I turned the film off after Jimmie is beating his chest after the Newby (Mawbey) murders saying, I've declared war.  That's what I've done, I've declared war.

Yet the Newbys have been depicted as being very kind to he and Ethel. It's all just too contradictory for me, as well as downright dishonest and didactic.

The truly frightening thing is that many Australian school children were forced to read the book and possibly watch the film as part of their high school English curriculum. They would have no way of knowing that what they were being led to believe was the truth was in fact a pack of lies.

The wool was well and truly being pulled over their eyes.
 

Sunday, February 15, 2015

MOVIE "THE CHANT OF JIMMIE BLACKSMITH" REVISITED

I caught the second half of the movie based on the life Jimmy Governor, "The Chant of Jimmie Blacksmith" on National Indigenous TV (NITV) last night.
When I first saw it after it first came out in 1978, I was shocked by the cruelty depicted in it.
I walked out when the fictional Jimmie's brother was brutally shot.
It had seemed to me at age 30 a dark and brooding angry film.

Last night I was impressed with all its positive features.
In particular the top class cinematography and music.
I also picked up on things I would not have noticed, or even known about, before.
Like the symbolism of rocks and tree branches and other motifs woven throughout the visual narrative.
There were lots of factual errors in the story, but the book written by Thomas Keneally, was always presented as a novel, as fiction, not fact.

The movie is free to watch on YouTube.
I'll get back to you with more commentary when I've had another look.
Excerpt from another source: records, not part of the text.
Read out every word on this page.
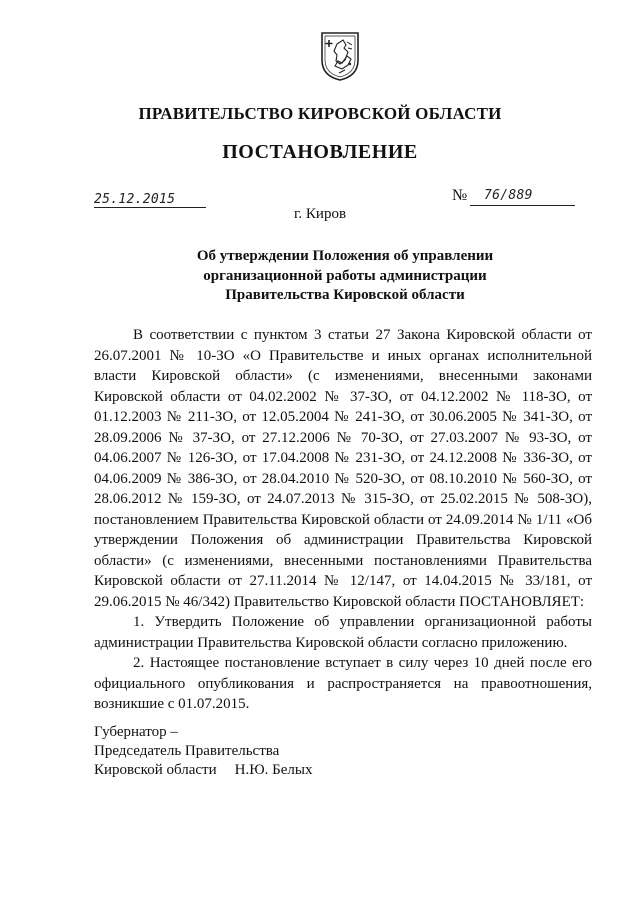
ПРАВИТЕЛЬСТВО КИРОВСКОЙ ОБЛАСТИ
ПОСТАНОВЛЕНИЕ
25.12.2015	№ 76/889
г. Киров
Об утверждении Положения об управлении
организационной работы администрации
Правительства Кировской области

В соответствии с пунктом 3 статьи 27 Закона Кировской области от 26.07.2001 № 10-ЗО «О Правительстве и иных органах исполнительной власти Кировской области» (с изменениями, внесенными законами Кировской области от 04.02.2002 № 37-ЗО, от 04.12.2002 № 118-ЗО, от 01.12.2003 № 211-ЗО, от 12.05.2004 № 241-ЗО, от 30.06.2005 № 341-ЗО, от 28.09.2006 № 37-ЗО, от 27.12.2006 № 70-ЗО, от 27.03.2007 № 93-ЗО, от 04.06.2007 № 126-ЗО, от 17.04.2008 № 231-ЗО, от 24.12.2008 № 336-ЗО, от 04.06.2009 № 386-ЗО, от 28.04.2010 № 520-ЗО, от 08.10.2010 № 560-ЗО, от 28.06.2012 № 159-ЗО, от 24.07.2013 № 315-ЗО, от 25.02.2015 № 508-ЗО), постановлением Правительства Кировской области от 24.09.2014 № 1/11 «Об утверждении Положения об администрации Правительства Кировской области» (с изменениями, внесенными постановлениями Правительства Кировской области от 27.11.2014 № 12/147, от 14.04.2015 № 33/181, от 29.06.2015 № 46/342) Правительство Кировской области ПОСТАНОВЛЯЕТ:

1. Утвердить Положение об управлении организационной работы администрации Правительства Кировской области согласно приложению.

2. Настоящее постановление вступает в силу через 10 дней после его официального опубликования и распространяется на правоотношения, возникшие с 01.07.2015.

Губернатор –
Председатель Правительства
Кировской области Н.Ю. Белых
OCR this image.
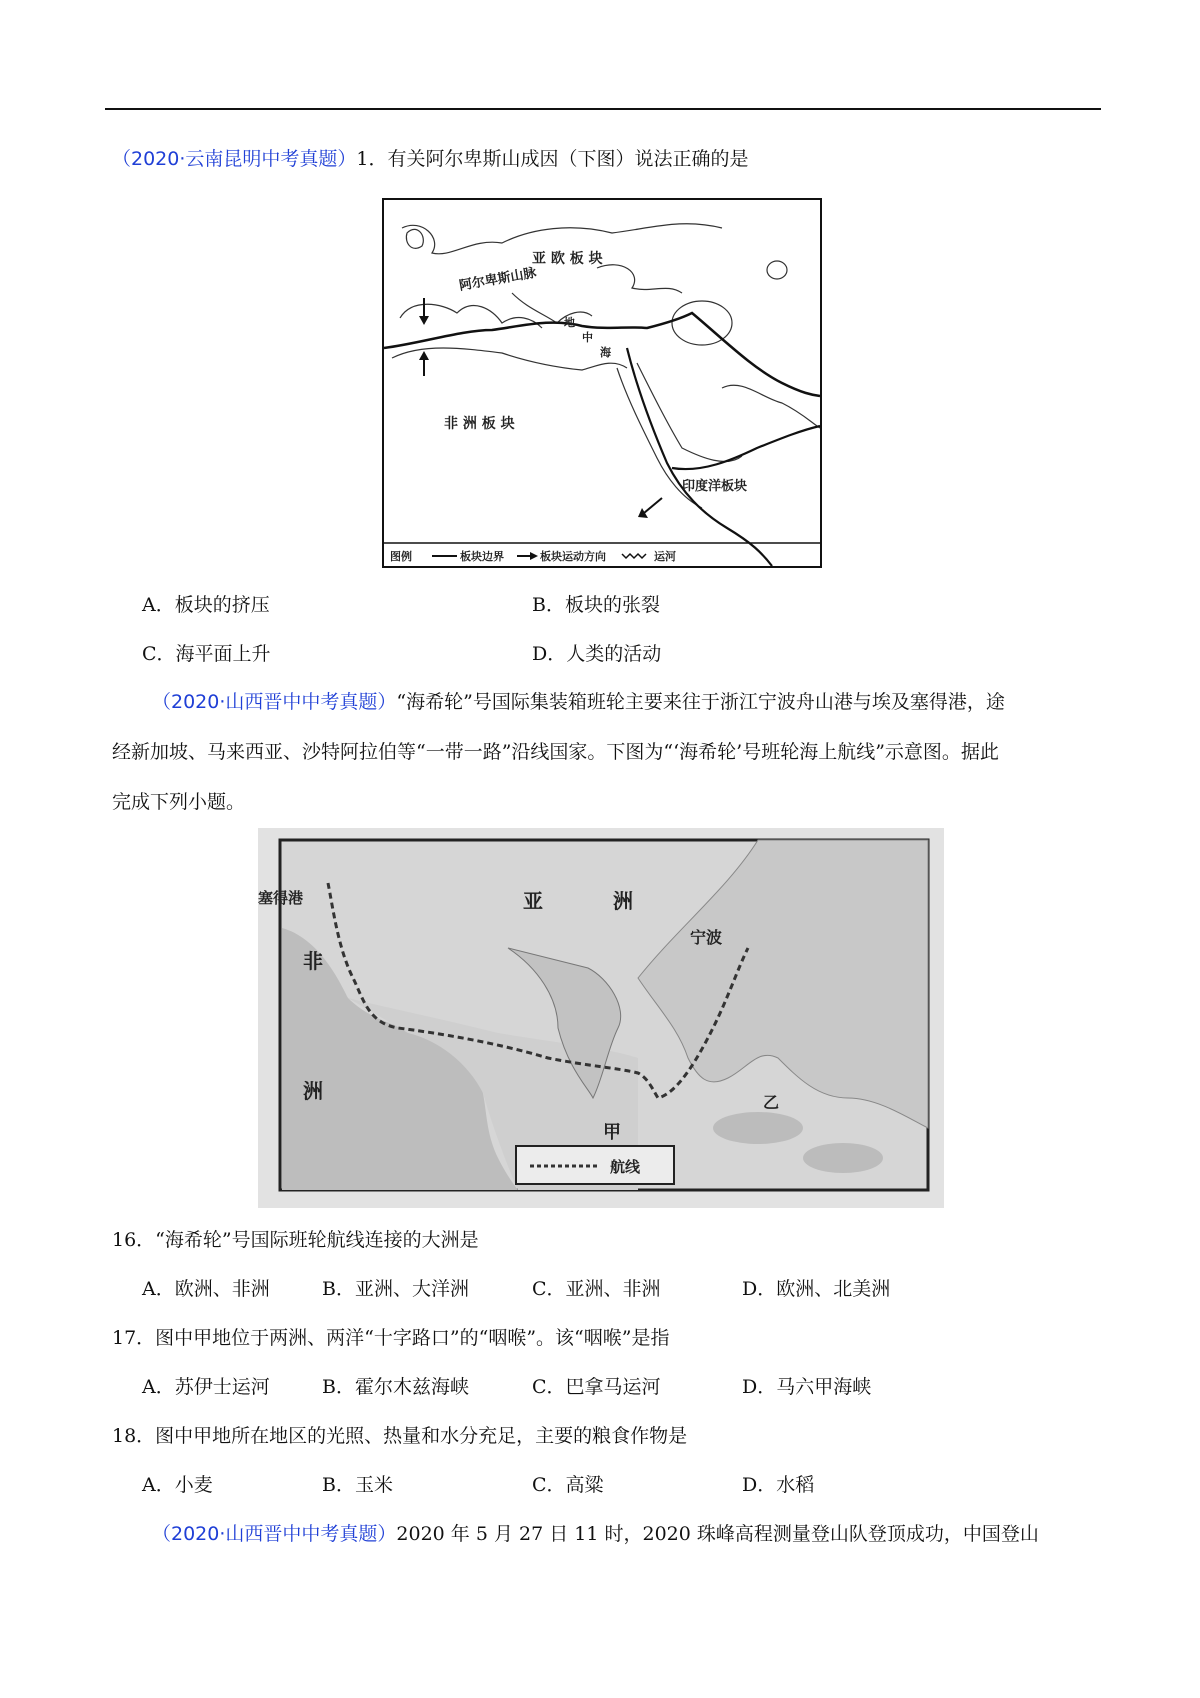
（2020·云南昆明中考真题）1．有关阿尔卑斯山成因（下图）说法正确的是
亚 欧 板 块
阿尔卑斯山脉
地
中
海
非 洲 板 块
印度洋板块
图例	板块边界	板块运动方向	运河
A．板块的挤压	B．板块的张裂
C．海平面上升	D．人类的活动
（2020·山西晋中中考真题）“海希轮”号国际集装箱班轮主要来往于浙江宁波舟山港与埃及塞得港，途
经新加坡、马来西亚、沙特阿拉伯等“一带一路”沿线国家。下图为“‘海希轮’号班轮海上航线”示意图。据此
完成下列小题。
塞得港	亚	洲
宁波
非
洲
甲
乙
航线
16．“海希轮”号国际班轮航线连接的大洲是
A．欧洲、非洲	B．亚洲、大洋洲	C．亚洲、非洲	D．欧洲、北美洲
17．图中甲地位于两洲、两洋“十字路口”的“咽喉”。该“咽喉”是指
A．苏伊士运河	B．霍尔木兹海峡	C．巴拿马运河	D．马六甲海峡
18．图中甲地所在地区的光照、热量和水分充足，主要的粮食作物是
A．小麦	B．玉米	C．高粱	D．水稻
（2020·山西晋中中考真题）2020 年 5 月 27 日 11 时，2020 珠峰高程测量登山队登顶成功，中国登山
Meantime, I recommend the director Fred Schepisi consider relaunching the film on the Australian national cinema circuit.
The general viewing public is much more educated about Aboriginal culture now, and negative attitudes towards Aborigines have changed.
That's a huge step forward in less than 40 years since the film first appeared.
Schepisi deserves to recoup some of the $250,000 he invested in the film, all of which he lost.